How did schools reopen after the polio epidemic?

Updated August 10, 2021 | Infoplease Staff

The Question:

Obviously people are talking about schools reopening soon. I know that back during polio there was a lot of similar stuff like people leaving cities and closing schools. How did they reopen schools after polio?

The Answer:

The polio outbreaks of the 20th century caused immense panic in the states. Polio is quite different from COVID. It largely affected and killed children, for example. But it did prompt a comparably huge flight from the cities and extended closures. Since polio was considered a children's disease (also called "infantile paralysis") schools were a major issue. 

Back during the polio epidemics, like during the current pandemic, the guidelines and suggestions varied around the country. In New York in 1916 (perhaps the worst polio outbreak) schools simply forgave or extended leniency to parents who kept their kids home. The schools opened, after some delays, but a New York Times report from the time estimated more than 100,000 kids were absent from school despite being allowed to return.
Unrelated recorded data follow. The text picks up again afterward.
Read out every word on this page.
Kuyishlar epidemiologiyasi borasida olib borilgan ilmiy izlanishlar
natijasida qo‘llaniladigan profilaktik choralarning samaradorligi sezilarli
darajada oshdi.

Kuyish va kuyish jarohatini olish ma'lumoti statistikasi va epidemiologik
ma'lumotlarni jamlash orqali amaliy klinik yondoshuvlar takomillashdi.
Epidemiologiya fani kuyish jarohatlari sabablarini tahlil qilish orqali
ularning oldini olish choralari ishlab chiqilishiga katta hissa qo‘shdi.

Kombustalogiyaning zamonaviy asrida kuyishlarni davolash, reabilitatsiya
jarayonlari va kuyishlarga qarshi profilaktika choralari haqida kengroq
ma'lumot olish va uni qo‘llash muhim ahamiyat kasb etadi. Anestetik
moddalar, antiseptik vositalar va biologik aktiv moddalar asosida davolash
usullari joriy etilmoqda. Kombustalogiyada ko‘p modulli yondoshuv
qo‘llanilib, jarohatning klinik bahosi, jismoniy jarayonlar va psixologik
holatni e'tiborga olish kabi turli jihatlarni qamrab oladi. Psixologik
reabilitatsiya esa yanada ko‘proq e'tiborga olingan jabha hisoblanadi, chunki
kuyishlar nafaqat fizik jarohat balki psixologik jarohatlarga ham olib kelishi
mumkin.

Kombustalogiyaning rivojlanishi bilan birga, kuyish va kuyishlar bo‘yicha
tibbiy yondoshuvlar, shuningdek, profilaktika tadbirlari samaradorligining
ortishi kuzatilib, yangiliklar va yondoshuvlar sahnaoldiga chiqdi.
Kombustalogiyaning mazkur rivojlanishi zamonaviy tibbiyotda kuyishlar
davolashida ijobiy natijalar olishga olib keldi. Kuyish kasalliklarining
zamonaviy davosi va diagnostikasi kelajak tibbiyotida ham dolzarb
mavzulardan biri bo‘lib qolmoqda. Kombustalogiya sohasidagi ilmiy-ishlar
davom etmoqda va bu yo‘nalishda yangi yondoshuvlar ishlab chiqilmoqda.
A 2017 study from the NBER concluded that school closures and voluntary attendance did contribute to long-term academic shortfalls, especially among working-age students. It's important to note, though, that many of those students who left school because of polio elected to start working instead of return to school. 

In terms of medical advice upon returning school, there wasn't anything very comprehensive. The way the disease spread was misunderstood, and it the disease was less prevalent after the summer months.

So, to answer the question, the guideline for returning to school was "take the risk if you want." The polio epidemic flared up across the states for several decades until the invention of the polio vaccine by Dr. Jonas Salk.